Gastwirtschaften im Grönland
Es scheint wohl festzustehen, dass Grönland zunächst nicht das Viertel war, in dem sich die stadtmüden Krefelder Geschäftsleute der gehobeneren Kategorie niederlassen wollten. Dazu bestand wohl auch kein Anlass, denn als Einfallstraßen aus dem Hinterland wurden sowohl die St. Töniser als auch die Süchtelner Straße viel von den ein- und ausfahrenden Bauern mit ihren Pferdefuhrwerken benutzt.
Man muss sich vorstellen, dass die damalige St. Töniser Straße nicht breiter war als die heutige Peter-Lauten-Straße von den Gärten bis zur Bahnunterführung. Die Süchtelner Straße, die damals noch an der Bahnüberführung am Westbahnhof begann und noch Alte St. Töniser Straße hieß, war nicht mehr als ein Feldweg.
Was Wunder, dass an solchen Straßen keine prächtigen Häuser erstanden, sondern niedrige Häuschen mit kleinen Fenstern und Türen und nur so hoch, dass man mit den Händen fast die „Daakkall“ erreichen konnte. Hier wohnten die Leineweber, die mit der ganzen Familie tagaus, tagein in Heimarbeit für ihren Lebensunterhalt sorgen mussten, und die ihre Waren nur für Pfennige an den Mann bringen konnten.
So waren also auf der St. Töniser und auch auf der Süchtelner Straße hinter der Schule eine Reihe Häuschen entstanden, in denen nicht gerade reiche Leute wohnten. Die Häuserreihe auf der St. Töniser Straße hießen für die weiter in Richtung Stadt wohnenden Grönländer „Flohkau“, welches schon auf den sozialen Status hindeutete. Die Häuserzeile auf der Süchtelner Straße nannte man „Spitzbergen“; das passte schon eher zum „Grönland“.
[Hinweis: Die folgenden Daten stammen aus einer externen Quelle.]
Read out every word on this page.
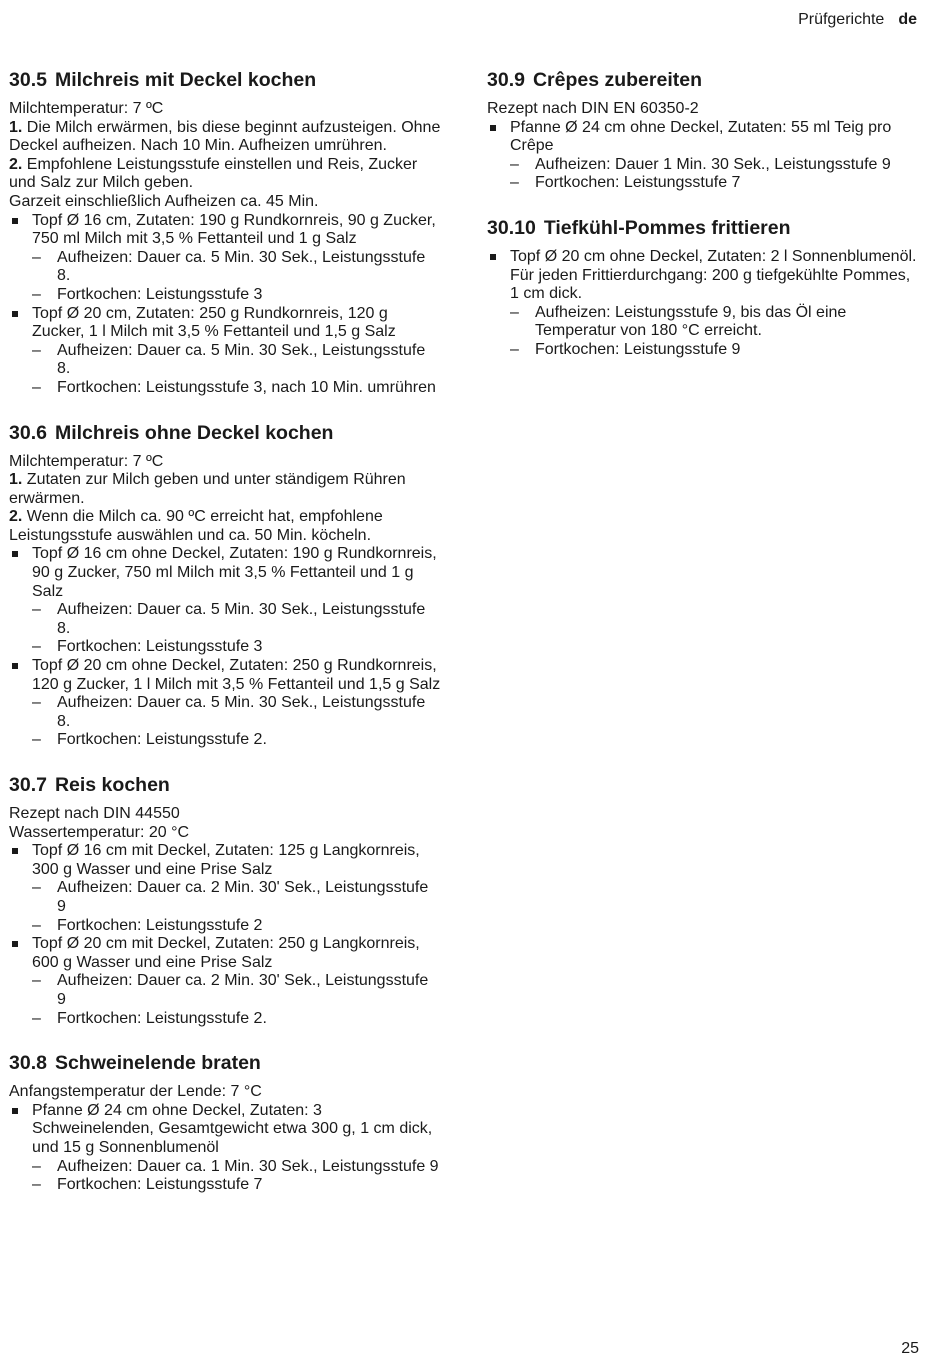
Prüfgerichte de
30.5 Milchreis mit Deckel kochen
Milchtemperatur: 7 ºC
1. Die Milch erwärmen, bis diese beginnt aufzusteigen. Ohne Deckel aufheizen. Nach 10 Min. Aufheizen umrühren.
2. Empfohlene Leistungsstufe einstellen und Reis, Zucker und Salz zur Milch geben.
Garzeit einschließlich Aufheizen ca. 45 Min.
Topf Ø 16 cm, Zutaten: 190 g Rundkornreis, 90 g Zucker, 750 ml Milch mit 3,5 % Fettanteil und 1 g Salz
– Aufheizen: Dauer ca. 5 Min. 30 Sek., Leistungsstufe 8.
– Fortkochen: Leistungsstufe 3
Topf Ø 20 cm, Zutaten: 250 g Rundkornreis, 120 g Zucker, 1 l Milch mit 3,5 % Fettanteil und 1,5 g Salz
– Aufheizen: Dauer ca. 5 Min. 30 Sek., Leistungsstufe 8.
– Fortkochen: Leistungsstufe 3, nach 10 Min. umrühren
30.6 Milchreis ohne Deckel kochen
Milchtemperatur: 7 ºC
1. Zutaten zur Milch geben und unter ständigem Rühren erwärmen.
2. Wenn die Milch ca. 90 ºC erreicht hat, empfohlene Leistungsstufe auswählen und ca. 50 Min. köcheln.
Topf Ø 16 cm ohne Deckel, Zutaten: 190 g Rundkornreis, 90 g Zucker, 750 ml Milch mit 3,5 % Fettanteil und 1 g Salz
– Aufheizen: Dauer ca. 5 Min. 30 Sek., Leistungsstufe 8.
– Fortkochen: Leistungsstufe 3
Topf Ø 20 cm ohne Deckel, Zutaten: 250 g Rundkornreis, 120 g Zucker, 1 l Milch mit 3,5 % Fettanteil und 1,5 g Salz
– Aufheizen: Dauer ca. 5 Min. 30 Sek., Leistungsstufe 8.
– Fortkochen: Leistungsstufe 2.
30.7 Reis kochen
Rezept nach DIN 44550
Wassertemperatur: 20 °C
Topf Ø 16 cm mit Deckel, Zutaten: 125 g Langkornreis, 300 g Wasser und eine Prise Salz
– Aufheizen: Dauer ca. 2 Min. 30' Sek., Leistungsstufe 9
– Fortkochen: Leistungsstufe 2
Topf Ø 20 cm mit Deckel, Zutaten: 250 g Langkornreis, 600 g Wasser und eine Prise Salz
– Aufheizen: Dauer ca. 2 Min. 30' Sek., Leistungsstufe 9
– Fortkochen: Leistungsstufe 2.
30.8 Schweinelende braten
Anfangstemperatur der Lende: 7 °C
Pfanne Ø 24 cm ohne Deckel, Zutaten: 3 Schweinelenden, Gesamtgewicht etwa 300 g, 1 cm dick, und 15 g Sonnenblumenöl
– Aufheizen: Dauer ca. 1 Min. 30 Sek., Leistungsstufe 9
– Fortkochen: Leistungsstufe 7
30.9 Crêpes zubereiten
Rezept nach DIN EN 60350-2
Pfanne Ø 24 cm ohne Deckel, Zutaten: 55 ml Teig pro Crêpe
– Aufheizen: Dauer 1 Min. 30 Sek., Leistungsstufe 9
– Fortkochen: Leistungsstufe 7
30.10 Tiefkühl-Pommes frittieren
Topf Ø 20 cm ohne Deckel, Zutaten: 2 l Sonnenblumenöl. Für jeden Frittierdurchgang: 200 g tiefgekühlte Pommes, 1 cm dick.
– Aufheizen: Leistungsstufe 9, bis das Öl eine Temperatur von 180 °C erreicht.
– Fortkochen: Leistungsstufe 9
25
Woran es allerdings im Grönland trotz der offensichtlichen Armut nicht mangelte, das waren Kneipen! Denn, gewitzt wie die Grönländer nun mal waren, hatten sie für die Pferdegespanne der passierenden Bauern aus St. Tönis, Kempen und Süchteln unmittelbar vor der Kempener Grenze eine Pferdetränke errichtet und noch eine in der Nähe vom Westbahnhof. Und da nicht nur Pferde, sondern auch deren Fuhrleute Durst haben, gab es hier auch für diese etwas zu trinken.
Bereits am Ortseingang war der „Schickshof“ mit einem Parkplatz für die Wagen und einer dicken, langen Stange zum Anbinden der Pferde. Nur 50 Meter davon entfernt hatte der Bauer Leikes an der Süchtelner Straße ein Gartenrestaurant. Das „Feldschlösschen“, welches man heute nur noch unter dem Namen „Schrörshof“ kennt. Und hier befand sich auch die Tankstelle für die Pferde, die später durch eine Tankstelle für die nun langsam aufkommenden Kraftfahrzeuge ersetzt wurde. Wiederum nur einen Steinwurf weiter war die Gaststätte Litchen, heute Restaurant und Hotel Westend. Mal eben um die Ecke, auf dem Weeserweg, gab es das „Haus Wees“.